Nun galt unsere Aufmerksamkeit den Whiskys, die sich vor uns befanden. Es wurde nicht mehr verraten außer, dass sie aus Schottland (Lowlands, Highlands und Northern Highlands) stammen, 46% vol. Alkohol besitzen, nicht gefärbt und nicht kältefiltriet sind.
Warum machen wir das? Normalerweise, stellen wir die Destillen, die Aromen-und Geschmacksprofile vor. Wir wollten eine unvoreingenommene Meinung, bezüglich Aromen, Geschmack und Qualität dieser neuen schottischen Whiskys haben.
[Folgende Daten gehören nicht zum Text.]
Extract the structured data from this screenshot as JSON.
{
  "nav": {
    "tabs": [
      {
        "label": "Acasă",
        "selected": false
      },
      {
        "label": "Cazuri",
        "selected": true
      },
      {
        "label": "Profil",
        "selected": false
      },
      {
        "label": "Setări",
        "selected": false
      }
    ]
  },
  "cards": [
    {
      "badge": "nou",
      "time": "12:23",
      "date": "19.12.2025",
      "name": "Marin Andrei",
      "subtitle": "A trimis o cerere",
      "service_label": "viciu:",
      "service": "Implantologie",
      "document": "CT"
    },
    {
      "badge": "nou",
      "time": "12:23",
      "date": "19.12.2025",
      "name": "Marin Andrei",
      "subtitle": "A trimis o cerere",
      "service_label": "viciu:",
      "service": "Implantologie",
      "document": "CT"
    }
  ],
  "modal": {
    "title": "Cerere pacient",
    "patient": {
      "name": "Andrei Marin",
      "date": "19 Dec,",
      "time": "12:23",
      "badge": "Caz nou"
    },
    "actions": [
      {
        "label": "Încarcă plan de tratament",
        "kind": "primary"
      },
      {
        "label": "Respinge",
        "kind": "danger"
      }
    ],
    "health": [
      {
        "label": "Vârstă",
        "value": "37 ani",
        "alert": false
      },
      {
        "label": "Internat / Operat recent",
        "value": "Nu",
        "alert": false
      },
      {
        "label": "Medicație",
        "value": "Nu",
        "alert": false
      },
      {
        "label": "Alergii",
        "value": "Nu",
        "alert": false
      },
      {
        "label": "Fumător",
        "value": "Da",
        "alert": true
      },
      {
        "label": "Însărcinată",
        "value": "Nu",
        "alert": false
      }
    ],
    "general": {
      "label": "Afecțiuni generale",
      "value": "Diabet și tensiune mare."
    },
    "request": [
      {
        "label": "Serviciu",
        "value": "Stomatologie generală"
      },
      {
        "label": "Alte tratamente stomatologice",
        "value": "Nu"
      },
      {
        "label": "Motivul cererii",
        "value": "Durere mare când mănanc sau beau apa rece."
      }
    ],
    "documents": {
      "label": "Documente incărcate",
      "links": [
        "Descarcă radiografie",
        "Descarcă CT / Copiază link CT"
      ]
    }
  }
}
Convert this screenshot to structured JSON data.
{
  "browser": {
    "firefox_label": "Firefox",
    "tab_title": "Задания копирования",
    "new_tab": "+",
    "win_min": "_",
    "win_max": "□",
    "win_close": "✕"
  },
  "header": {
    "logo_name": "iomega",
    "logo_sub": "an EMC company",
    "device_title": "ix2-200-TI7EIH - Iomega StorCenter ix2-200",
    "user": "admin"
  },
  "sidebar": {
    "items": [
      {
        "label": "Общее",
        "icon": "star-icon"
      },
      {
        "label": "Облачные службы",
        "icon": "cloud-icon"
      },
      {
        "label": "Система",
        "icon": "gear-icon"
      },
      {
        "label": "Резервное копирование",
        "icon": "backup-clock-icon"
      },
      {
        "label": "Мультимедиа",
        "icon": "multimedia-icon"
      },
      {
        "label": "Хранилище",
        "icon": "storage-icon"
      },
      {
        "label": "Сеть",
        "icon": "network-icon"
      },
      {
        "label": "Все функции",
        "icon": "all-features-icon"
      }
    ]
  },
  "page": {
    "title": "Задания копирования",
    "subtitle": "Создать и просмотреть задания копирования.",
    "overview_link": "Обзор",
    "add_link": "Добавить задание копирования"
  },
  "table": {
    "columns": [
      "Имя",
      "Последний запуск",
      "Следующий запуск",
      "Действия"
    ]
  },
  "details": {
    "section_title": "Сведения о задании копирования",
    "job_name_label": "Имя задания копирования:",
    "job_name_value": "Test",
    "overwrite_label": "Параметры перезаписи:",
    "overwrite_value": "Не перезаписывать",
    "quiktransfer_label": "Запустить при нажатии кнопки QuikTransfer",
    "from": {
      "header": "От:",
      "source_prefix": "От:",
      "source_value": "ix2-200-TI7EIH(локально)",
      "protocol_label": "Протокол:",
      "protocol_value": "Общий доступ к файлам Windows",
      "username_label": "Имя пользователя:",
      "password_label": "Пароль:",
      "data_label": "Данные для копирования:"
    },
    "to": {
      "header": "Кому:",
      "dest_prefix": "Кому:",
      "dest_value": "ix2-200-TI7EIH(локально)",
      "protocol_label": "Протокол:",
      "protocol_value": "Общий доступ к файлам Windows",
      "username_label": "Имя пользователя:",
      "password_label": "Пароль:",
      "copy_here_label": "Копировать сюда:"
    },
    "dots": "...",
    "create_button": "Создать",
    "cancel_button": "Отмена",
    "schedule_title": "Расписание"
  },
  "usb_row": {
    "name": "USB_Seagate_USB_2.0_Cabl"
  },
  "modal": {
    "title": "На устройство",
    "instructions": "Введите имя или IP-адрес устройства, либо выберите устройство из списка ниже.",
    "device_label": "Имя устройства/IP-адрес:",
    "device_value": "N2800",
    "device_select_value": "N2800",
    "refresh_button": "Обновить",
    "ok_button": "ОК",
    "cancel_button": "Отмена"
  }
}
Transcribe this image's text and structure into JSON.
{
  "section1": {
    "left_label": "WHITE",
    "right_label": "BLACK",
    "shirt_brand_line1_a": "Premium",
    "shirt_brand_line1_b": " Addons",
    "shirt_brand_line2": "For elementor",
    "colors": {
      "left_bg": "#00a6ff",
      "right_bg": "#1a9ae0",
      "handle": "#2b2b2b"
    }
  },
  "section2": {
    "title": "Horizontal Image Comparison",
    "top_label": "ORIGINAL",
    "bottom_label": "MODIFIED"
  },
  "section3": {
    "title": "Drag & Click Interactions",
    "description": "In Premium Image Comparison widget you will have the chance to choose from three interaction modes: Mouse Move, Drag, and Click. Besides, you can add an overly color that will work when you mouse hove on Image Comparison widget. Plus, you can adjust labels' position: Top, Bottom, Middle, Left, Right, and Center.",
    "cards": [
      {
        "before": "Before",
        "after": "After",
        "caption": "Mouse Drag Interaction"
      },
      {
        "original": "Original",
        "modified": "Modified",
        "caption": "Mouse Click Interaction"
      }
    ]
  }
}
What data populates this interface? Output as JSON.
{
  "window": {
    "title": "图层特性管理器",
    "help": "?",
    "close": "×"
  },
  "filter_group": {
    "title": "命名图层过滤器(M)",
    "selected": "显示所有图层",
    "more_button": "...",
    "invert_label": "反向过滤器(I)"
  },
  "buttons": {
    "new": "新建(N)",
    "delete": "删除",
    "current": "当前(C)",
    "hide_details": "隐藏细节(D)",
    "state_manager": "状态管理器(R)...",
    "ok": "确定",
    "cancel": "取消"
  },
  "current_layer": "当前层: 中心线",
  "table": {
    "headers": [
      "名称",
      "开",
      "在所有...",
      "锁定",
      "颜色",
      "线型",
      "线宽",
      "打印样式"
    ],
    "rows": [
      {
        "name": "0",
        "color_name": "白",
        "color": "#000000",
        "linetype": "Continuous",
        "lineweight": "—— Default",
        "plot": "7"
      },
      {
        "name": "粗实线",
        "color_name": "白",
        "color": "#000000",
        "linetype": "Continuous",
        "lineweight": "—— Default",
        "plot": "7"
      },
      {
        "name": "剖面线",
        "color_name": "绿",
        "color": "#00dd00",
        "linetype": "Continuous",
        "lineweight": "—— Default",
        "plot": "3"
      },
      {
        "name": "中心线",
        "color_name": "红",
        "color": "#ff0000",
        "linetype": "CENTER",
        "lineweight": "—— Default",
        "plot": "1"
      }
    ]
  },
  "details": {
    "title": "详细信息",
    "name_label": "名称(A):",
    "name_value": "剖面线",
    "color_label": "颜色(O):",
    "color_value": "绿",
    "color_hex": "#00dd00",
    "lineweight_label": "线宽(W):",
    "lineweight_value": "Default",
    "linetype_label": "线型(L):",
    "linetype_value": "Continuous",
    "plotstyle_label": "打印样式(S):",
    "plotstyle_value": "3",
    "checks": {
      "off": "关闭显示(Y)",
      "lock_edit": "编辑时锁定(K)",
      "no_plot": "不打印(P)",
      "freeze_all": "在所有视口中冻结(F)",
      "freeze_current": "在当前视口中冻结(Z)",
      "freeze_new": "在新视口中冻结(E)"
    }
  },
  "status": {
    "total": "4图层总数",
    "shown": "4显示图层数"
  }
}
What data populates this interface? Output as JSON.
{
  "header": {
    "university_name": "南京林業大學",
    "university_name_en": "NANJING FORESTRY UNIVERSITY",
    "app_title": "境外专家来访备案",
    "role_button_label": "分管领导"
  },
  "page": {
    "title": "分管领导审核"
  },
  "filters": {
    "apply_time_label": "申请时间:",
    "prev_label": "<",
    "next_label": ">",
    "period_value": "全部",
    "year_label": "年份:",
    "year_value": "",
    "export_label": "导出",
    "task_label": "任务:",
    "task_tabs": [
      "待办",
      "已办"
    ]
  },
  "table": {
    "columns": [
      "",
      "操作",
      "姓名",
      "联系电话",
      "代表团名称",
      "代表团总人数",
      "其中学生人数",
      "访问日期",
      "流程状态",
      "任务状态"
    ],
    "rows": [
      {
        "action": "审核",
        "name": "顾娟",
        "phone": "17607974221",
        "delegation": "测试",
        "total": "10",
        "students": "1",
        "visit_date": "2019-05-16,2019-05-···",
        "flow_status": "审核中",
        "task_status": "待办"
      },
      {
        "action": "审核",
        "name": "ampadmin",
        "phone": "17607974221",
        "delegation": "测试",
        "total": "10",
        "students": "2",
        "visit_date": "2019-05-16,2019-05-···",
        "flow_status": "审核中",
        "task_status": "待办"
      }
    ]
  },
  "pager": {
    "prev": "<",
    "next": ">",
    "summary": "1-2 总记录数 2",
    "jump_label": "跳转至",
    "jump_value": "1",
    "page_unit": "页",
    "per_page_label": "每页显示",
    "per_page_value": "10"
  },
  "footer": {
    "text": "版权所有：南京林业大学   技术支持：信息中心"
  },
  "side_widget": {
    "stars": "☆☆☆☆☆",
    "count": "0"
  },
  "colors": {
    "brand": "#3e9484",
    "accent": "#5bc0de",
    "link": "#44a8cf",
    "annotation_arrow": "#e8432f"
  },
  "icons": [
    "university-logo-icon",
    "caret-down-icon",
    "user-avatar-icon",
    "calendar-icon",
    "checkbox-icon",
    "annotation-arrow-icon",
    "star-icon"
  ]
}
P1050463P1050465Wie verkostet man einen Whisky? An der Farbe kann man sich nicht orientieren, da viele Destillen ihre Whiskys färben um ein gleichbleibendes Bild zu erhalten. Das Glas wird gedreht und nicht geschwenkt wie beim Wein, da man sonst nur den Alkohol in der Nase hat und nicht die Aromen. Was rieche ich? Ist es Vanille, Frucht, Alkohol, Holz usw.? Um möglichst viele Aromen wahrnehmen zu können, sollte man mehr als einmal an dem Whiskey riechen. Unser Gehirn ist in der Lage, beim zweiten und dritten Riechen die bereits wahrgenommen Aromen auszublenden und neue Aromen raus zu filtern. Dann endlich der erste Schluck. Man lässt den Whisky im Mund kreisen, fast so, als ob man ihn kauen wollte. Was schmecke ich? Salzig, süß, bitter, sauer verraten mir die Geschmackszonen der Zunge. Nehme ich auch hier wahr, was meine Nase schon angedeutet hat?! Wie ist der Nachhall, lang oder kurz anhaltend. Und dann die wichtigste Frage, schmeckt er mir oder nicht?! Unabhängig von der Herkunft, ob es ein Single Malt, Blended Malt oder Blended ist, Fasslagerung und dem Alter.
Bei diesen drei Whiskys handelt es sich um Blended Malt Scotch Whisky von der „The Lost Distillery Company“. Im letzten Jahrhundert wurden fast 100 Malt Whisky Brennereien in Schottland aus verschiedenen Gründen geschlossen und zum Teil abgerissen. Die Lost Distillery Company hat es sich zur Aufgabe gemacht, diese verloren geglaubten Brennereien wieder ins Bewusstsein zu rücken.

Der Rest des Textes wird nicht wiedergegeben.